A cliffhanger is a type of narrative or a plot device in which the end is curiously abrupt without offering any resolution of conflicts. Usually it involves leaving the main character(s) in a difficult or dangerous situation. As a result suspense is created at the very end of the novel, leaving the readers in such a state that they could not help but to ask, “What will happen next?” This type of end is common to the serially published novels and TV serials.
Cliffhanger plot device shouldn’t be mixed with an ambiguous or open ending, when the reader is left to decide what’s happened next for artistic reasons or with a dangling plot lines ending that ties up the majority of the story or the main conflict but leaves some things unresolved so the reader/viewer knows that the story will be continued but, e.g. with another set of main leads.
Origin and all the rest
In 1930s episodes of early film serials often ended with characters in desperate situations such as hanging literally off the edge of a cliff. Still that plot device is much older; actually it has roots in ancient oriental literature. In the collection of stories known as “One Thousand and One Nights” the king Shehreyar, disillusioned by an unfaithful woman, ordered that every virgin girl he married should be hanged after their first night together. The clever Scheherazade devised a plan to end that slaughter of innocent spouses. She married the king and told him a story every night which ending would be left unresolved. It worked like a wonder: Shehreyar postponed the order of execution every morning, anxious to hear the rest of the story. That situation lasted 1001 nights so about three years before Scheherazade managed to persuade the king that not every woman was stupid and/or unfaithful and she was a wife worth keeping. Why she didn’t organize a coup d’etat in that time and became an independent ruler instead of that revengeful idiot is beyond me. Oh wait, I know. She was permanently sleep-deprived, poor thing.
Still you must agree such a situation is rather exceptional – I mean rarely authors, directors and writers face such an alternative. Usually they just want you to buy another part of the series, watch the next episode of a serial or return to the next act of a play. Neither William Shakespeare nor Thomas Hardy were above such tricks knowing pretty well that most people are curious creatures and they would spend and spend in order to satiate once aroused curiosity.

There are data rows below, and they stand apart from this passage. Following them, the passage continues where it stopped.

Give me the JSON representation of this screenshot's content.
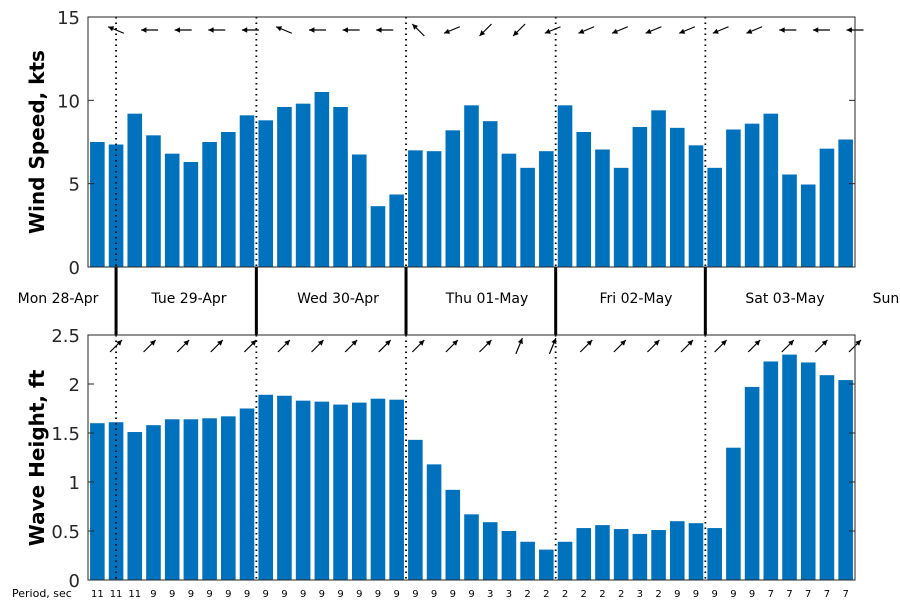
{
  "colors": {
    "bar": "#0072bd",
    "axis": "#262626",
    "text": "#000000"
  },
  "chart_data": [
    {
      "type": "bar",
      "ylabel": "Wind Speed, kts",
      "ylim": [
        0,
        15
      ],
      "yticks": [
        "0",
        "5",
        "10",
        "15"
      ],
      "values": [
        7.5,
        7.35,
        9.2,
        7.9,
        6.8,
        6.3,
        7.5,
        8.1,
        9.1,
        8.8,
        9.6,
        9.8,
        10.5,
        9.6,
        6.75,
        3.65,
        4.35,
        7.0,
        6.95,
        8.2,
        9.7,
        8.75,
        6.8,
        5.95,
        6.95,
        9.7,
        8.1,
        7.05,
        5.95,
        8.4,
        9.4,
        8.35,
        7.3,
        5.95,
        8.25,
        8.6,
        9.2,
        5.55,
        4.95,
        7.1,
        7.65
      ],
      "direction_arrows": [
        "west-northwest",
        "west",
        "west",
        "west",
        "west",
        "west-northwest",
        "west",
        "west",
        "west",
        "northwest",
        "west-southwest",
        "southwest",
        "southwest",
        "west-southwest",
        "west-southwest",
        "west-southwest",
        "west-southwest",
        "west-southwest",
        "west-southwest",
        "west-southwest",
        "west",
        "west",
        "west"
      ],
      "grid": false
    },
    {
      "type": "bar",
      "ylabel": "Wave Height, ft",
      "ylim": [
        0,
        2.5
      ],
      "yticks": [
        "0",
        "0.5",
        "1",
        "1.5",
        "2",
        "2.5"
      ],
      "values": [
        1.6,
        1.61,
        1.51,
        1.58,
        1.64,
        1.64,
        1.65,
        1.67,
        1.75,
        1.89,
        1.88,
        1.83,
        1.82,
        1.79,
        1.81,
        1.85,
        1.84,
        1.43,
        1.18,
        0.92,
        0.67,
        0.59,
        0.5,
        0.39,
        0.31,
        0.39,
        0.53,
        0.56,
        0.52,
        0.47,
        0.51,
        0.6,
        0.58,
        0.53,
        1.35,
        1.97,
        2.23,
        2.3,
        2.22,
        2.09,
        2.04
      ],
      "direction_arrows": [
        "northeast",
        "northeast",
        "northeast",
        "northeast",
        "northeast",
        "northeast",
        "northeast",
        "northeast",
        "northeast",
        "northeast",
        "northeast",
        "northeast",
        "north-northeast",
        "north-northeast",
        "northeast",
        "northeast",
        "northeast",
        "northeast",
        "northeast",
        "northeast",
        "northeast",
        "northeast",
        "northeast"
      ],
      "grid": false
    }
  ],
  "days": [
    "Mon 28-Apr",
    "Tue 29-Apr",
    "Wed 30-Apr",
    "Thu 01-May",
    "Fri 02-May",
    "Sat 03-May",
    "Sun"
  ],
  "period_label": "Period, sec",
  "periods": [
    "11",
    "11",
    "11",
    "9",
    "9",
    "9",
    "9",
    "9",
    "9",
    "9",
    "9",
    "9",
    "9",
    "9",
    "9",
    "9",
    "9",
    "9",
    "9",
    "9",
    "9",
    "3",
    "3",
    "2",
    "2",
    "2",
    "2",
    "2",
    "2",
    "3",
    "2",
    "9",
    "9",
    "9",
    "9",
    "9",
    "7",
    "7",
    "7",
    "7",
    "7"
  ]
}
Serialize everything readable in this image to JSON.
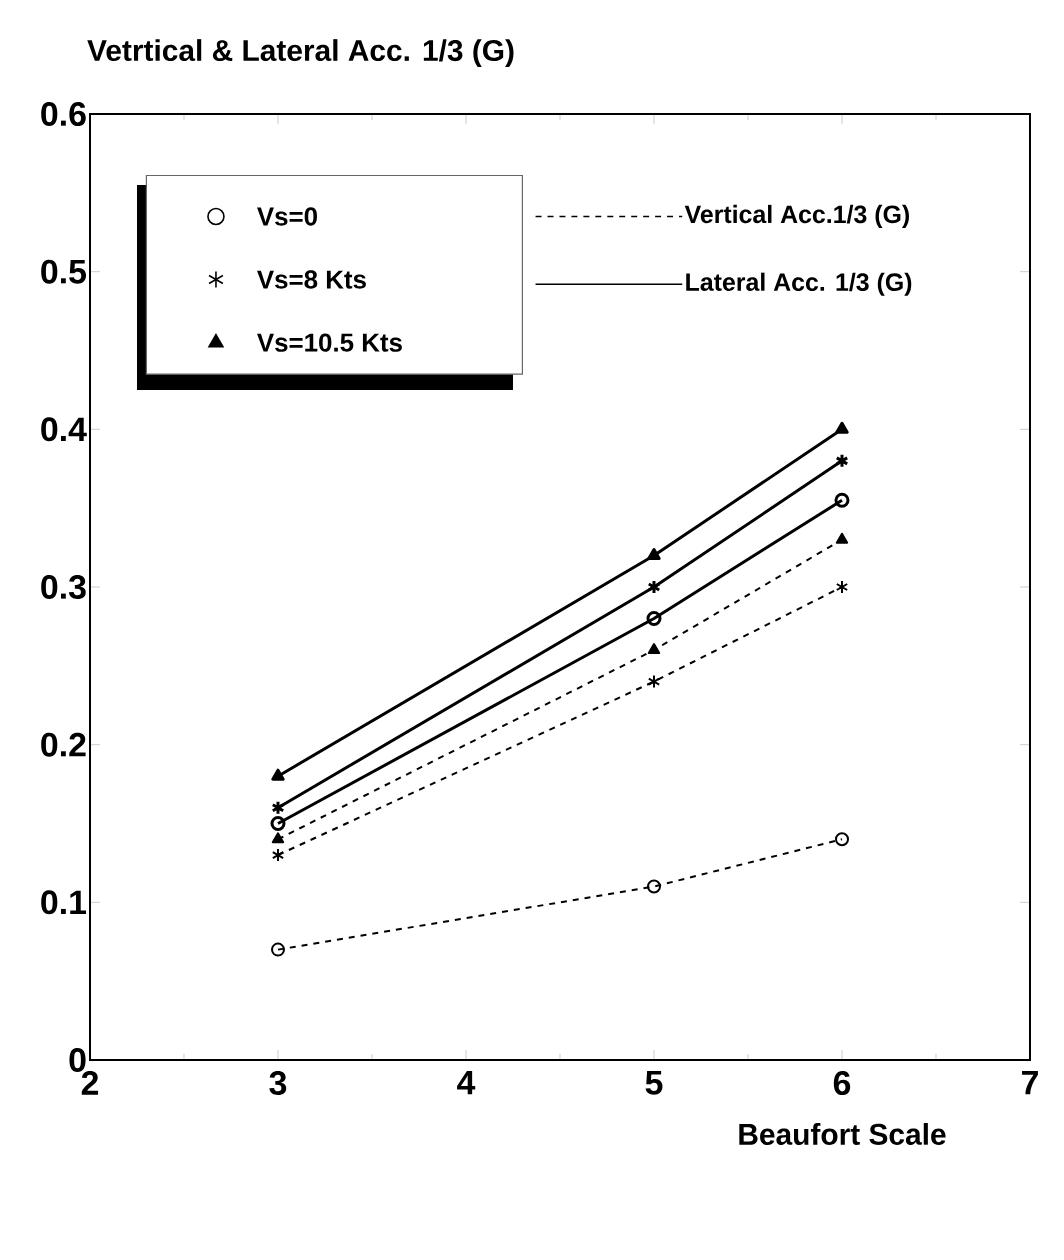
{
  "chart_data": {
    "type": "line",
    "title": "Vetrtical & Lateral Acc. 1/3 (G)",
    "xlabel": "Beaufort Scale",
    "x": [
      3,
      5,
      6
    ],
    "series": [
      {
        "name": "Vs=0",
        "color": "#000000",
        "marker": "circle",
        "line_style": "dashed",
        "values": [
          0.07,
          0.11,
          0.14
        ]
      },
      {
        "name": "Vs=8 Kts",
        "color": "#000000",
        "marker": "cross",
        "line_style": "dashed",
        "values": [
          0.13,
          0.24,
          0.3
        ]
      },
      {
        "name": "Vs=10.5 Kts",
        "color": "#000000",
        "marker": "triangle",
        "line_style": "dashed",
        "values": [
          0.14,
          0.26,
          0.33
        ]
      },
      {
        "color": "#000000",
        "marker": "circle",
        "line_style": "solid",
        "values": [
          0.15,
          0.28,
          0.355
        ]
      },
      {
        "color": "#000000",
        "marker": "cross",
        "line_style": "solid",
        "values": [
          0.16,
          0.3,
          0.38
        ]
      },
      {
        "color": "#000000",
        "marker": "triangle",
        "line_style": "solid",
        "values": [
          0.18,
          0.32,
          0.4
        ]
      }
    ],
    "annotations": [
      "Vertical Acc.1/3 (G)",
      "Lateral Acc. 1/3 (G)"
    ],
    "xlim": [
      2,
      7
    ],
    "xticks": [
      2,
      3,
      4,
      5,
      6,
      7
    ],
    "ylim": [
      0,
      0.6
    ],
    "yticks": [
      0,
      0.1,
      0.2,
      0.3,
      0.4,
      0.5,
      0.6
    ],
    "legend": "top left",
    "grid": false
  }
}
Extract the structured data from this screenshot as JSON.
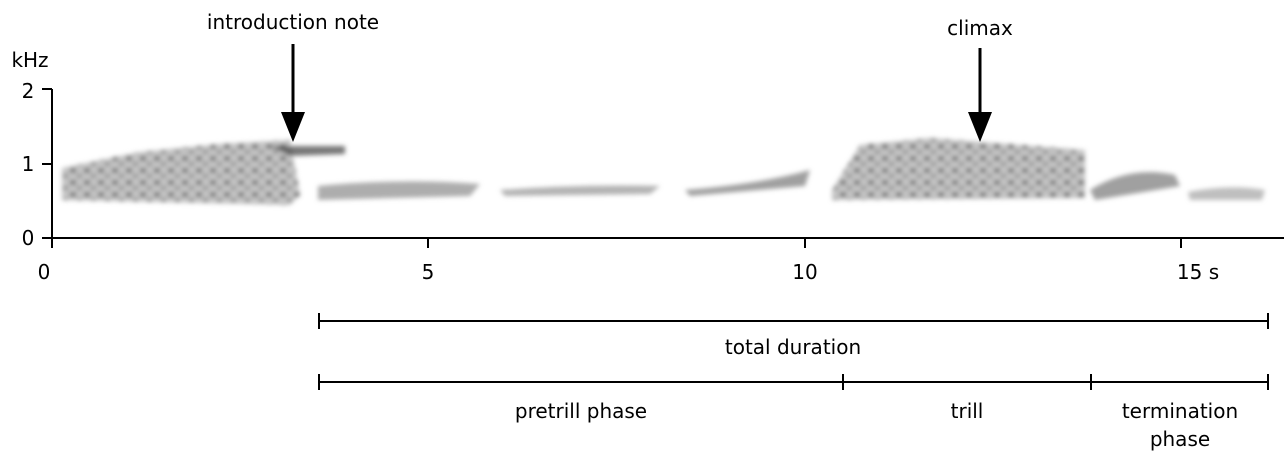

Personally I consider a cliffhanger a mean, cheap and rather desperate way to ensure your next piece of fiction will sell. I hate them with few exceptions. Why? First of all I find it extremely annoying – I haven’t been reading a book, spending a considerable amount of time among its heroes and heroines, only to find more questions than answers at the very end of it. It’s unfair. In my view it’s also bit like an extortion. An author says: ‘I know you’re curious but I won’t tell you this or that if you don’t pay me more’. Dear authors, I appreciate a satisfying resolution. If your prose/series is good I will buy another part without such ham-handed ‘encouragement’. On the other hand if it is bad, nothing will force me to invest more money in it even if you leave all your characters suspended from different roofs and cliffs.
An even more vicious form of cliffhangers is sometimes featured in romance series when the author makes you guess for several installments who the main character will end up with. And then they usually end up with the wrong kind of dude/gal leaving me completely disgruntled.
What about you? Do cliffhangers ruin a story for you or you don’t mind them at all? Does it bother you to know that you’ll be left guessing at the end of a novel for some time, sometimes as long as a year or even several years? Have you ever bought another part of a series just because the previous one ended with a cliffhanger and you were curious what would happen next? Were you happy with the answer/solution or were you rather disappointed?